Enquête. Aux origines de la M6 mania
Mohammed VI fait et défait les tendances. Sa voiture, son look ou son goût pour les arts plastiques fascinent. On s’arrache les services de son joaillier ou de son traiteur. Zoom sur un véritable phénomène de société.
La scène se déroule sur une grande artère marchande, au centre de Casablanca. Le passage, au ralenti, d’une berline noire arrache des cris aigus et nerveux à un groupe de jeunes adolescentes, tout droit sorties d’un magasin de prêt-à-porter à la mode.
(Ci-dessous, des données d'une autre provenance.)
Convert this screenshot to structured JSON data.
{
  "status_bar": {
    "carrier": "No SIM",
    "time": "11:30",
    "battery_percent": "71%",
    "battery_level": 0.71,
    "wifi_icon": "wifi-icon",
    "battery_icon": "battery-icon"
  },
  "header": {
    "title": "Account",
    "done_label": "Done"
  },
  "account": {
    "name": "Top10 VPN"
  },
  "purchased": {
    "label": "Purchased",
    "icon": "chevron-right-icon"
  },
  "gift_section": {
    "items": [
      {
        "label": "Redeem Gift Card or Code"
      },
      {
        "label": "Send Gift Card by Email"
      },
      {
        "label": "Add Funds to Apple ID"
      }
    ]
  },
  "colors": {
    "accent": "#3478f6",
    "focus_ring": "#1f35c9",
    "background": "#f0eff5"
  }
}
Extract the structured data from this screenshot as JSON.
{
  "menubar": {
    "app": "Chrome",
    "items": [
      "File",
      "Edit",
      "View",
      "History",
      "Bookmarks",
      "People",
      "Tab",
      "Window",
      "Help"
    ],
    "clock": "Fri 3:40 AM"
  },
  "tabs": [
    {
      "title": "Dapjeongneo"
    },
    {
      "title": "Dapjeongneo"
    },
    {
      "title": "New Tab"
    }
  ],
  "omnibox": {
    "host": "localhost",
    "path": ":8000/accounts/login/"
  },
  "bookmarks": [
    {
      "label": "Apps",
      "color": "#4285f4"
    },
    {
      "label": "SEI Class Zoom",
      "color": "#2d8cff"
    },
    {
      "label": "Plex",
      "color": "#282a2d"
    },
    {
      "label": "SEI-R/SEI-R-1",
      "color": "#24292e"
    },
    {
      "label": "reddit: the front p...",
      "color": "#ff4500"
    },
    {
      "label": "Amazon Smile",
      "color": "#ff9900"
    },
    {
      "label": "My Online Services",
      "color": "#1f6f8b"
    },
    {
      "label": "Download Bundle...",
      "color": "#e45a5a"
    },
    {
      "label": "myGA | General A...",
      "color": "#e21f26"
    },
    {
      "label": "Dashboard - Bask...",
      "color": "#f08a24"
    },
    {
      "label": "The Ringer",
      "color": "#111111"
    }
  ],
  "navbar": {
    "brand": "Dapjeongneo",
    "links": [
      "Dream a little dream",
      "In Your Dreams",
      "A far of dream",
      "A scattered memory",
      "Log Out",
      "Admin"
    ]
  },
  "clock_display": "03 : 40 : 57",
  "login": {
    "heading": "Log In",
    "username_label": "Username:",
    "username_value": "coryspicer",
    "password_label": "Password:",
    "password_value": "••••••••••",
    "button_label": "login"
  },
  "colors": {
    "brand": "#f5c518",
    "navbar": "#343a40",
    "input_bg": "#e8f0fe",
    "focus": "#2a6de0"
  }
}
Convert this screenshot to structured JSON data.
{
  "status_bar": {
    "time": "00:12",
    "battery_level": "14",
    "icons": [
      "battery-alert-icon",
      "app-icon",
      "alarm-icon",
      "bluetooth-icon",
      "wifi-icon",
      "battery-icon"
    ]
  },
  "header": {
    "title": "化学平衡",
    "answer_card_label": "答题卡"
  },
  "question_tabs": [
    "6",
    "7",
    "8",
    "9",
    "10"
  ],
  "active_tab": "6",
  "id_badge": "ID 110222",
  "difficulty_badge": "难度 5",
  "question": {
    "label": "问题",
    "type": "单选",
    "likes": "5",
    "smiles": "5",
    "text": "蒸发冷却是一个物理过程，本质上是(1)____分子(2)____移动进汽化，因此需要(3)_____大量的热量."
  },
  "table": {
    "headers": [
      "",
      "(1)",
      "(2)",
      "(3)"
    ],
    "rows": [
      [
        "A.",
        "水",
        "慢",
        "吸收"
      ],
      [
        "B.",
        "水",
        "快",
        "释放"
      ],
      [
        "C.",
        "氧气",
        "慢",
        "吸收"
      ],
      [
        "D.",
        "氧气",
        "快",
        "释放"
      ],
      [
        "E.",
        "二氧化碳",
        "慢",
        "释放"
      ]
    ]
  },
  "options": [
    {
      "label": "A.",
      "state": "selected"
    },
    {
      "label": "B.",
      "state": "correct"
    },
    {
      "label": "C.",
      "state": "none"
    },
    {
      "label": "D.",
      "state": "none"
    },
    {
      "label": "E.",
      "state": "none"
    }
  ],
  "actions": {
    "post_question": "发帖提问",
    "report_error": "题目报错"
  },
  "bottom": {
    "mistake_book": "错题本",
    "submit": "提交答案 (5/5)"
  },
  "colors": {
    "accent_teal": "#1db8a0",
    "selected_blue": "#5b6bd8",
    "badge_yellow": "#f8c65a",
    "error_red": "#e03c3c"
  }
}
Au volant, un homme souriant, à la barbe bien taillée et au costume impeccable : Mohammed VI. Un détail attire particulièrement l’attention de nos jeunes Casablancaises : les lunettes de soleil du monarque. “Il ne met que des Ray Ban”, affirme l’une d’entre elles, le ton assez fébrile. “Ça doit être une édition limitée”, renchérit, tout excitée, une autre qui ne lâche pas la voiture royale des yeux.
Mohammed VI poursuit ainsi sa tournée quotidienne dans la métropole, arrachant, au hasard des ruelles et des grands boulevards, des commentaires sur la marque de sa voiture, la couleur de sa chemise, son téléphone portable ou sa coupe de cheveux. “En marketing, le roi est ce qu’on appelle un trend-setter ou initiateur de tendances. Il suffit qu’il touche à un objet pour que la majorité le désire et fasse tout pour l’obtenir”, analyse une consultante en communication.
A la naissance de Lalla Khadija par exemple, Mohammed VI avait choisi de poser avec une tenue traditionnelle verte, assez peu conformiste. “Croyez-le ou pas, cela a été suffisant pour remettre cette couleur au goût du jour, raconte cette styliste casablancaise, spécialisée dans la haute couture traditionnelle. A la base, ce vert était effectivement utilisé pour les caftans masculins mais il est tombé dans l’oubli depuis quelques années. Immédiatement après la naissance de Lalla Khadija, j’ai reçu plusieurs commandes pour la réalisation de tenues identiques à celle du roi”.
Mode royale pour tous
Mimétisme ? Certainement, mais il n’y a pas que cela. Le besoin d’identification est très fort dans les sociétés de consommation comme la nôtre. Chacun a forcément une star de cinéma, un footballeur, une figure historique ou un grand patron à qui il veut ressembler. En l’absence d’un véritable star system marocain, le roi, charismatique et populaire, reste donc un vecteur de tendances très important.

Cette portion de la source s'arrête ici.